Бойцы от неожиданности остановились и опустили шинель на снег. Войтов, опершись на уцелевшую правую руку, тяжело поднялся. С удивлением, смешанным со страхом, глядел на оставшуюся лежать на шинели свою оторванную по локоть левую руку. Медленно перевел взгляд на затянутую поясным ремнем культю.
– Что это? Когда? – И не дождавшись ответа, хрипло приказал Шустрякову: – Ну-ка, подай мне ее. Где медпункт, там?
И быстро пошел вперед, крепко зажав в правой ладони кисть другой, такой близкой, своей и в то же время до жути чужой руки. Шустряков кинулся к видневшимся уже сквозь редкий лес палаткам дивизионного медпункта. Подбежав к пожилому санитару в надетом поверх телогрейки белом халате, спросил где находится операционная.
– Так у нас их две, мил человек, – ответил тот. – Тебе которую надоть? – И замолчал, растерянно глядя на остановившегося рядом с Юрой Войтова. Тот странно раскачивался из стороны в сторону, пытаясь засунуть под полушубок оторванную руку.
– Веди скорей, отец. А то промерзнет рука, омертвеет, – прохрипел он.
Санитар, торопливо подхватив Войтова сбоку, повел его к ближайшей землянке, обшитой внутри по стенам и потолку белыми простынями. Тут было непривычно светло от четырех электрических лампочек, питаемых небольшим движком. На двух длинных застеленных клеенкой столах шли операции. Кто-то тихо и монотонно стонал.

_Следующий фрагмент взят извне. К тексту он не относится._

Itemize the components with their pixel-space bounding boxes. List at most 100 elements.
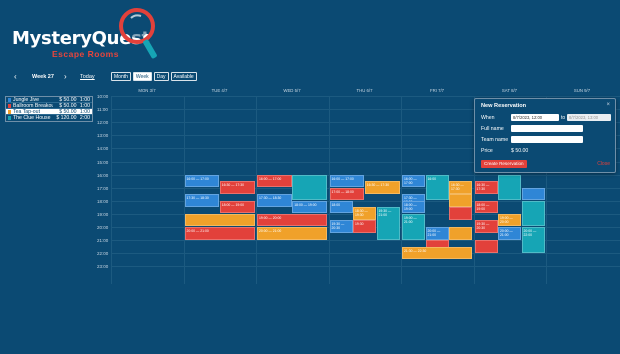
reservation-event[interactable]: 20:00 — 21:00 <box>425 227 449 240</box>
room-legend: Jungle Jive $ 50.00 1:00 Ballroom Breako… <box>5 96 93 122</box>
time-label: 17:00 <box>97 185 109 191</box>
room-color-swatch <box>8 109 11 114</box>
when-from-input[interactable]: 8/7/2023, 12:00 <box>511 114 559 121</box>
time-label: 20:00 <box>97 225 109 230</box>
close-button[interactable]: Close <box>597 161 610 167</box>
view-month-button[interactable]: Month <box>111 72 131 81</box>
reservation-event[interactable]: 21:30 — 22:30 <box>402 246 472 260</box>
price-value: $ 50.00 <box>511 148 529 154</box>
room-name: The Clue House <box>13 115 51 121</box>
reservation-event[interactable]: 18:00 — 19:00 <box>402 200 425 214</box>
full-name-input[interactable] <box>511 125 583 132</box>
reservation-event[interactable]: 16:30 — 17:30 <box>449 181 472 194</box>
view-week-button[interactable]: Week <box>132 72 152 81</box>
time-label: 22:00 <box>97 251 109 257</box>
room-duration: 2:00 <box>79 115 90 121</box>
reservation-event[interactable]: 18:00 — 19:00 <box>219 200 255 214</box>
reservation-event[interactable]: 17:30 — 18:30 <box>257 194 292 207</box>
room-price: $ 120.00 <box>56 115 77 121</box>
reservation-event[interactable] <box>498 174 521 201</box>
room-name: Tea Tap-out <box>13 108 41 115</box>
price-label: Price <box>481 148 493 154</box>
view-day-button[interactable]: Day <box>153 72 169 81</box>
room-color-swatch <box>8 97 11 102</box>
magnifying-glass-icon <box>119 8 157 59</box>
reservation-event[interactable]: 19:30 — 21:00 <box>376 207 400 240</box>
reservation-event[interactable]: 16:00 — 17:00 <box>184 174 220 188</box>
reservation-event[interactable]: 19:30 — 20:30 <box>474 220 498 234</box>
view-switcher: Month Week Day Available <box>111 72 197 81</box>
time-label: 19:00 <box>97 211 109 217</box>
day-header: SUN 9/7 <box>573 88 591 93</box>
reservation-event[interactable]: 16:00 <box>425 174 449 201</box>
logo: MysteryQuest Escape Rooms <box>12 8 162 62</box>
grid-hour-line <box>111 266 620 268</box>
reservation-event[interactable] <box>474 240 498 253</box>
reservation-event[interactable]: 20:00 — 21:00 <box>257 227 327 240</box>
reservation-event[interactable]: 18:00 — 19:00 <box>474 200 498 214</box>
time-label: 23:00 <box>97 264 109 270</box>
grid-column-line <box>256 96 257 284</box>
reservation-event[interactable]: 18:30 — 19:30 <box>353 207 376 220</box>
day-header: SAT 8/7 <box>501 88 518 93</box>
room-duration: 1:00 <box>79 108 90 115</box>
reservation-event[interactable] <box>449 207 472 220</box>
reservation-event[interactable] <box>184 213 255 227</box>
reservation-event[interactable]: 19:00 — 21:00 <box>402 213 425 240</box>
reservation-event[interactable]: 18:00 — 19:00 <box>292 200 327 214</box>
room-price: $ 50.00 <box>59 108 77 115</box>
room-color-swatch <box>8 116 11 120</box>
when-to-input[interactable]: 8/7/2023, 13:00 <box>567 114 611 121</box>
full-name-label: Full name <box>481 126 504 132</box>
day-header: TUE 4/7 <box>211 88 228 93</box>
close-icon[interactable]: × <box>606 102 610 108</box>
room-color-swatch <box>8 103 11 108</box>
chevron-right-icon[interactable]: › <box>64 72 67 81</box>
time-label: 21:00 <box>97 238 109 244</box>
reservation-event[interactable]: 16:30 — 17:30 <box>219 181 255 194</box>
reservation-event[interactable]: 16:00 — 17:00 <box>402 174 425 188</box>
time-label: 18:00 <box>97 198 109 204</box>
day-header: MON 3/7 <box>138 88 156 93</box>
time-label: 16:00 <box>97 172 109 178</box>
when-label: When <box>481 115 495 121</box>
grid-hour-line <box>111 253 620 255</box>
reservation-event[interactable]: 16:00 — 17:00 <box>329 174 365 188</box>
time-label: 10:00 <box>97 94 109 99</box>
today-link[interactable]: Today <box>80 74 95 80</box>
reservation-event[interactable]: 20:00 — 21:00 <box>498 227 521 240</box>
time-label: 14:00 <box>97 146 109 152</box>
reservation-event[interactable]: 20:00 — 22:00 <box>521 227 545 253</box>
brand-subtitle: Escape Rooms <box>52 49 119 59</box>
reservation-event[interactable]: 19:30 — 20:30 <box>329 220 353 234</box>
time-label: 11:00 <box>97 107 108 113</box>
reservation-event[interactable] <box>449 194 472 207</box>
grid-column-line <box>111 96 112 284</box>
reservation-event[interactable]: 20:00 — 21:00 <box>184 227 255 240</box>
to-label: to <box>561 115 566 121</box>
reservation-event[interactable] <box>449 227 472 240</box>
team-name-input[interactable] <box>511 136 583 143</box>
reservation-event[interactable] <box>521 200 545 227</box>
reservation-event[interactable] <box>292 174 327 201</box>
reservation-event[interactable]: 18:00 <box>329 200 353 214</box>
reservation-event[interactable]: 19:30 <box>353 220 376 234</box>
reservation-event[interactable]: 19:00 — 20:00 <box>257 213 327 227</box>
reservation-event[interactable]: 16:30 — 17:30 <box>474 181 498 194</box>
room-item-the-clue-house[interactable]: The Clue House $ 120.00 2:00 <box>6 115 92 121</box>
day-header: WED 5/7 <box>283 88 301 93</box>
new-reservation-dialog: New Reservation × When 8/7/2023, 12:00 t… <box>474 98 616 173</box>
grid-column-line <box>183 96 185 284</box>
reservation-event[interactable]: 17:30 — 18:30 <box>184 194 220 207</box>
chevron-left-icon[interactable]: ‹ <box>14 72 17 81</box>
reservation-event[interactable]: 19:00 — 20:00 <box>498 213 521 227</box>
reservation-event[interactable]: 16:00 — 17:00 <box>257 174 292 188</box>
dialog-title: New Reservation <box>481 103 527 109</box>
reservation-event[interactable] <box>521 187 545 201</box>
reservation-event[interactable]: 17:00 — 18:00 <box>329 187 365 201</box>
create-reservation-button[interactable]: Create Reservation <box>481 160 527 168</box>
view-available-button[interactable]: Available <box>170 72 197 81</box>
team-name-label: Team name <box>481 137 509 143</box>
reservation-event[interactable]: 16:30 — 17:30 <box>364 181 400 194</box>
day-header: FRI 7/7 <box>429 88 445 93</box>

– Куда? Почему без разрешения? – раздраженно закричал на вошедших стоявший ближе к двери хирург.
– Да вот комбата нашего… Видите как, – растерянно забормотал Шустряков, но врач уже не слушал его. Он глядел на покачивающегося старшего лейтенанта в разорванном полушубке, из-под которого виднелась туго перетянутая культя с застывшими сгустками крови.
– Пришейте мне руку, доктор! – четко, словно приказ, произнес Войтов, протягивая врачу свою уже посиневшую окровавленную ношу. – Она еще живая, ее можно пришить…
Комбат шагнул к хирургу и, не сгибаясь, во весь рост, рухнул на пол, потеряв сознание.
– Помогите его уложить на кушетку, – приказал хирург Шустрякову. – Разденьте и уходите отсюда. Одежду оставите в приемной.
– А как с рукой-то, доктор? – робко спросил Юра. – Можно ее пришить?
– Что надо будет, то и сделаем, – снова раздражаясь, ответил тот. – Кто там дежурит в приемной? Почему пропустили посторонних в операционную? А ну, выведите их отсюда!
Обо всем этом Пугачев узнал уже поздно вечером, после того, как довел до командиров рот задачу на следующий день, нанес на карту переданные из штаба полка уточнения и ввел в курс дела прибывшего в батальон нового начальника штаба.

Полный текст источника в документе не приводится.